Еще более интригует значение нерепрессивной цивилизации Маркузе для обсуждавшихся выше представлений о производстве и труде как механизме самореализации. Согласно Гегелю, человек реализует свою самость в труде, «перенося себя из ночи возможности в день действительности». Маркс также полагал, что самореализация человеческой сущности возможна только в производстве чего-либо. Эрих Фромм также выдвинул идеал «продуктивного человека», нормативного персонажа, который жив только в той степени, в какой его «действие выражает присущие ему особые человеческие возможности». Для Маркузе, однако, акцент на производстве служил укреплению капиталистической трудовой этики и принципа производительности. Его аргументация показала, насколько далеко критическая теория отошла от марксистской ортодоксии: по сути, Маркс был представлен философом, попавшимся на удочку капиталистической идеологии через воспевание самореализации в труде, пусть и свободном от отчуждения.
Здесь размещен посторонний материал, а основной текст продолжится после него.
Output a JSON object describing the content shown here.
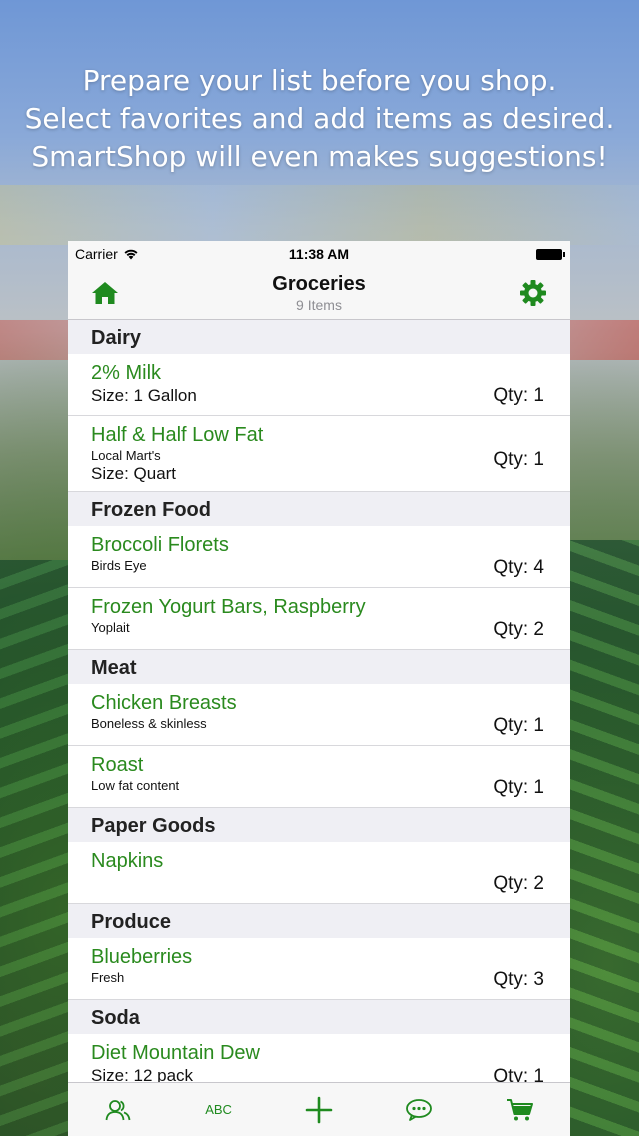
{
  "promo": {
    "line1": "Prepare your list before you shop.",
    "line2": "Select favorites and add items as desired.",
    "line3": "SmartShop will even makes suggestions!"
  },
  "status_bar": {
    "carrier": "Carrier",
    "time": "11:38 AM"
  },
  "nav": {
    "title": "Groceries",
    "subtitle": "9 Items",
    "left_icon": "home-icon",
    "right_icon": "gear-icon"
  },
  "colors": {
    "accent": "#2a8a1e"
  },
  "sections": [
    {
      "title": "Dairy",
      "items": [
        {
          "name": "2% Milk",
          "desc": "",
          "size": "Size: 1 Gallon",
          "qty": "Qty: 1"
        },
        {
          "name": "Half & Half Low Fat",
          "desc": "Local Mart's",
          "size": "Size: Quart",
          "qty": "Qty: 1"
        }
      ]
    },
    {
      "title": "Frozen Food",
      "items": [
        {
          "name": "Broccoli Florets",
          "desc": "Birds Eye",
          "size": "",
          "qty": "Qty: 4"
        },
        {
          "name": "Frozen Yogurt Bars, Raspberry",
          "desc": "Yoplait",
          "size": "",
          "qty": "Qty: 2"
        }
      ]
    },
    {
      "title": "Meat",
      "items": [
        {
          "name": "Chicken Breasts",
          "desc": "Boneless & skinless",
          "size": "",
          "qty": "Qty: 1"
        },
        {
          "name": "Roast",
          "desc": "Low fat content",
          "size": "",
          "qty": "Qty: 1"
        }
      ]
    },
    {
      "title": "Paper Goods",
      "items": [
        {
          "name": "Napkins",
          "desc": "",
          "size": "",
          "qty": "Qty: 2"
        }
      ]
    },
    {
      "title": "Produce",
      "items": [
        {
          "name": "Blueberries",
          "desc": "Fresh",
          "size": "",
          "qty": "Qty: 3"
        }
      ]
    },
    {
      "title": "Soda",
      "items": [
        {
          "name": "Diet Mountain Dew",
          "desc": "",
          "size": "Size: 12 pack",
          "qty": "Qty: 1"
        }
      ]
    }
  ],
  "tabbar": {
    "tabs": [
      {
        "icon": "people-icon"
      },
      {
        "label": "ABC"
      },
      {
        "icon": "plus-icon"
      },
      {
        "icon": "chat-bubble-icon"
      },
      {
        "icon": "cart-icon"
      }
    ]
  }
}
Явной целью, однако, был совсем не Маркс, а Фромм: Маркузе высказал предположение, что тот контрабандой протащил в свою критику капиталистической системы капиталистические ценности – этот пункт он разовьет позже, в яростном споре с ним.
Но Маркузе был не просто гедонистом, утверждавшим, что лучше веселиться, чем работать. Смысл его аргумента состоял в том, что сама граница между игрой и работой должна быть преодолена. Следуя Шиллеру, он защищал игру и искусство как эмансипаторные виды деятельности, способные преобразовать людей, особенно их отношение к труду. Он полагал, что вместо труда и отчуждения на унижающей нас духовно и разрушающей физически работе, в нерепрессивном обществе эротические энергии перетекут в сексуальное удовольствие, игру и творчество. Маркузе позаимствовал некоторые свои утопические представления у французского домарксистского социалиста XIX века Шарля Фурье, размышлявшего об обществе, похожем на то, о котором мечтал и Маркузе в «Эросе и цивилизации». Маркузе писал, что Фурье искал «“роскоши и наслаждения всем пяти чувствам”; формирования либидозных групп (дружбы и любви) и установления гармоничного порядка, организующего работы этих групп в соответствии с развитием индивида». Главный недостаток общества у Фурье заключался в том, что управлять им должна была гигантская организация, а это, по мнению Маркузе, привело бы к воспроизводству той самой репрессивной системы, ради избавления от которой эта утопия и была задумана{511}.
Ничего из сказанного, однако, не предполагает, что нерепрессивная либидозная революция Маркузе могла быть совершена без обращения к труду. В конце концов Фрейд определил Эрос как стремление «формировать живую материю во все большие единства так, чтобы жизнь, развиваясь, двигалась к более высоким ступеням»{512}. По звучанию это похоже на труд, что признает и Маркузе – как он полагает, освобождение принципа удовольствия изменяет его смысл, но не устраняет окончательно. «Тело в его целостности как субъект-объект удовольствия – такая эротическая цель требует непрерывной революции организма, усиления его рецептивности, развития чувственности и при этом сама создает пути своей реализации: упразднение тяжелого труда, улучшение окружающей среды, победа над болезнями и старостью, создание роскоши. Все эти направления деятельности порождаются непосредственно принципом удовольствия и в то же время формируют труд»{513}.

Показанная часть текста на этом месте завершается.